The Cult

Born Into This

By Dimitri
(SugarBuzz USA)

SugarBuzz Magazine

TOTAL DEMORALIZATION AND

THE SACRED LIVES OF DHARMA BUMS....

"Peace Is A Dirty Word-She Used To Be Our Painted Bird-Yeah!"

I skimmed a review of this in Rolling Stone at the grocery store, but I don't remember anything about it. I think the journalist probably knew their names and recalled their "Electric"-circa hits that won them the allegiance of hard-rawk fans, world-wide. "Born Into This" was summarily dismissed by several of my rock-critic acquaintances, but it seems we often have entirely different criteria for evaluating music's worth. Their perceptions sometimes seem a bit clouded now, by their current livelihoods as yuppie professionals, and once music becomes business, you're speaking an entirely different language than I am.

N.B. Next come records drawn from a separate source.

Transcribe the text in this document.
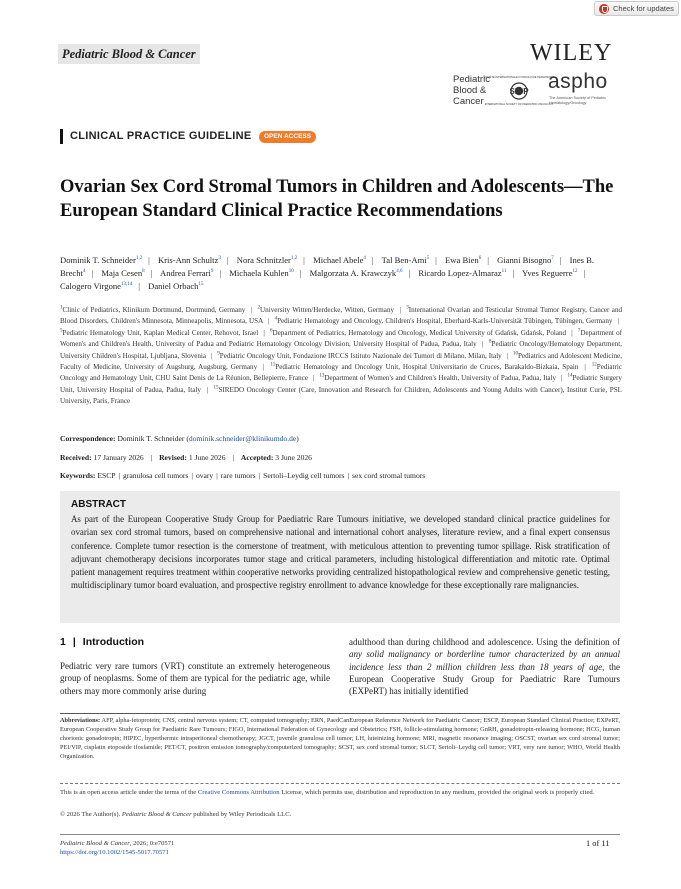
Check for updates
Pediatric Blood & Cancer	WILEY
Pediatric
Blood &
Cancer
SOCIÉTÉ INTERNATIONALE D'ONCOLOGIE PÉDIATRIQUE
SIOP
INTERNATIONAL SOCIETY OF PAEDIATRIC ONCOLOGY
aspho
The American Society of Pediatric Hematology/Oncology
CLINICAL PRACTICE GUIDELINE	OPEN ACCESS
Ovarian Sex Cord Stromal Tumors in Children and Adolescents—The European Standard Clinical Practice Recommendations
Dominik T. Schneider$^{1,2}$ | Kris-Ann Schultz$^3$ | Nora Schnitzler$^{1,2}$ | Michael Abele$^4$ | Tal Ben-Ami$^5$ | Ewa Bien$^6$ | Gianni Bisogno$^7$ | Ines B. Brecht$^4$ | Maja Cesen$^8$ | Andrea Ferrari$^9$ | Michaela Kuhlen$^{10}$ | Malgorzata A. Krawczyk$^{4,6}$ | Ricardo Lopez-Almaraz$^{11}$ | Yves Reguerre$^{12}$ | Calogero Virgone$^{13,14}$ | Daniel Orbach$^{15}$
$^1$Clinic of Pediatrics, Klinikum Dortmund, Dortmund, Germany | $^2$University Witten/Herdecke, Witten, Germany | $^3$International Ovarian and Testicular Stromal Tumor Registry, Cancer and Blood Disorders, Children's Minnesota, Minneapolis, Minnesota, USA | $^4$Pediatric Hematology and Oncology, Children's Hospital, Eberhard-Karls-Universität Tübingen, Tübingen, Germany | $^5$Pediatric Hematology Unit, Kaplan Medical Center, Rehovot, Israel | $^6$Department of Pediatrics, Hematology and Oncology, Medical University of Gdańsk, Gdańsk, Poland | $^7$Department of Women's and Children's Health, University of Padua and Pediatric Hematology Oncology Division, University Hospital of Padua, Padua, Italy | $^8$Pediatric Oncology/Hematology Department, University Children's Hospital, Ljubljana, Slovenia | $^9$Pediatric Oncology Unit, Fondazione IRCCS Istituto Nazionale dei Tumori di Milano, Milan, Italy | $^{10}$Pediatrics and Adolescent Medicine, Faculty of Medicine, University of Augsburg, Augsburg, Germany | $^{11}$Pediatric Hematology and Oncology Unit, Hospital Universitario de Cruces, Barakaldo-Bizkaia, Spain | $^{12}$Pediatric Oncology and Hematology Unit, CHU Saint Denis de La Réunion, Bellepierre, France | $^{13}$Department of Women's and Children's Health, University of Padua, Padua, Italy | $^{14}$Pediatric Surgery Unit, University Hospital of Padua, Padua, Italy | $^{15}$SIREDO Oncology Center (Care, Innovation and Research for Children, Adolescents and Young Adults with Cancer), Institut Curie, PSL University, Paris, France
Correspondence: Dominik T. Schneider (dominik.schneider@klinikumdo.de)
Received: 17 January 2026 | Revised: 1 June 2026 | Accepted: 3 June 2026
Keywords: ESCP | granulosa cell tumors | ovary | rare tumors | Sertoli–Leydig cell tumors | sex cord stromal tumors
ABSTRACT
As part of the European Cooperative Study Group for Paediatric Rare Tumours initiative, we developed standard clinical practice guidelines for ovarian sex cord stromal tumors, based on comprehensive national and international cohort analyses, literature review, and a final expert consensus conference. Complete tumor resection is the cornerstone of treatment, with meticulous attention to preventing tumor spillage. Risk stratification of adjuvant chemotherapy decisions incorporates tumor stage and critical parameters, including histological differentiation and mitotic rate. Optimal patient management requires treatment within cooperative networks providing centralized histopathological review and comprehensive genetic testing, multidisciplinary tumor board evaluation, and prospective registry enrollment to advance knowledge for these exceptionally rare malignancies.
1 | Introduction
Pediatric very rare tumors (VRT) constitute an extremely heterogeneous group of neoplasms. Some of them are typical for the pediatric age, while others may more commonly arise during
adulthood than during childhood and adolescence. Using the definition of any solid malignancy or borderline tumor characterized by an annual incidence less than 2 million children less than 18 years of age, the European Cooperative Study Group for Paediatric Rare Tumours (EXPeRT) has initially identified
Abbreviations: AFP, alpha-fetoprotein; CNS, central nervous system; CT, computed tomography; ERN, PaedCanEuropean Reference Network for Paediatric Cancer; ESCP, European Standard Clinical Practice; EXPeRT, European Cooperative Study Group for Paediatric Rare Tumours; FIGO, International Federation of Gynecology and Obstetrics; FSH, follicle-stimulating hormone; GnRH, gonadotropin-releasing hormone; HCG, human chorionic gonadotropin; HIPEC, hyperthermic intraperitoneal chemotherapy; JGCT, juvenile granulosa cell tumor; LH, luteinizing hormone; MRI, magnetic resonance imaging; OSCST, ovarian sex cord stromal tumor; PEI/VIP, cisplatin etoposide ifosfamide; PET/CT, positron emission tomography/computerized tomography; SCST, sex cord stromal tumor; SLCT, Sertoli–Leydig cell tumor; VRT, very rare tumor; WHO, World Health Organization.
This is an open access article under the terms of the Creative Commons Attribution License, which permits use, distribution and reproduction in any medium, provided the original work is properly cited.
© 2026 The Author(s). Pediatric Blood & Cancer published by Wiley Periodicals LLC.
Pediatric Blood & Cancer, 2026; 0:e70571
https://doi.org/10.1002/1545-5017.70571
1 of 11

So listen here, wolf-children, and I'll tell you 'bout magic and madness, and the big neon beat. Back in the playful eighties, I was way too busy pretending I was Alice Cooper, cos everyday was Halloween, to worry much about the Cold-War, Wall Street, "Greed Is Good", or any of those "I Hate Reaganomics" hardcore bands. Oh man, who needs straight-edge, when I got T. Rex?

I was utterly charmed and deeply immersed in punk, glam, new-wave, and all things Cult-related. I adored the woeful Adam And The Ants tribal-stomp of Southern Death Cult, and the swirling, gothic-psychedelia of "Love"! "Love" is still one of my favorite albums of all time. They seemed like enchanted emissaries of Eden. Lost kings from some golden age of grooviness.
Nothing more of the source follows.